EDIT II ($\textbf{forgot to add metric symbols}$):
For $M$:
$ S(e_1, e_2) = \frac{Ric(e_1, e_1) + Ric(e_2, e_2)}{2} $
$ Ric(e_1, e_1) = g(R(e_1, e_1)e_1,e_1) + g(R(e_1, e_2)e_2, e_1) = $
$ = R^1_{111}g_{11} + R^2_{111}g_{21} + R^1_{122}g_{11} + R_{122}^2g_{21} $
$ Ric(e_2, e_2) = $
$ = g(R(e_2, e_1)e_1,e_2) + g(R(e_2, e_2)e_2, e_2) $
$ = R^1_{211}g_{12} + R^2_{211}g_{22} + R^1_{222}g_{12} + R^2_{222}g_{22} = $
This implies $ S(M) = $
$ = \frac{g_{11}}{2}(R^1_{111} + R^1_{122}) + \frac{g_{22}}{2}(R^2_{211} + R^2_{222}) $
$ +\frac{g_{12}}{2}(R^2_{111} + R^2_{122} + R^1_{222} + R^1_{211}) $
Similarly for $ N $.
Let $R^{M}$ be the Riemann curvature of $M$, and $R^{N}$ be the Riemann curvature of $N$. Since you have just a product manifold where the $(x_1,x_2)$ and $(x_3,x_4)$ coordinates are independent, the resulting Riemann curvature has the property:
$$R_{abcd} (x,x')=\\= \begin{cases} R^{M}_{abcd}(x)\quad \text{if} \quad \{a,b,c,d\}\subset\{1,2\} \\ R^{N}_{abcd}(x')\quad \text{if} \quad \{a,b,c,d\}\subset\{3,4\} \\ 0 \quad \text{in any other case (that is,} \\ \quad\; \text{ when indices come from both subspaces.)} \end{cases}$$
You still need to compute the Riemann curvature of the $2$-dimensional $M$ and $N$ submanifolds, but it's easier than working in the full $4$-dimensional manifold.
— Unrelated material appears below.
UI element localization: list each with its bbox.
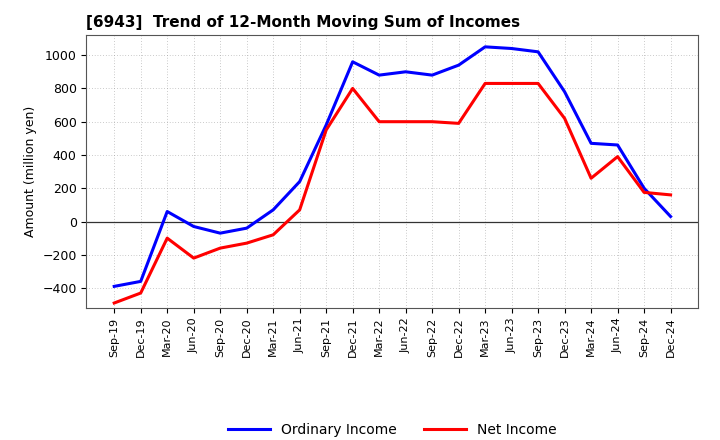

An informal justification for the above would be that parallel transport of a vector from the $M$ component of the tangent space along a curve formed in the $N$ component leaves it unchanged. Any change in the $M$-components of a vector must come from movement along the $M$-subspace.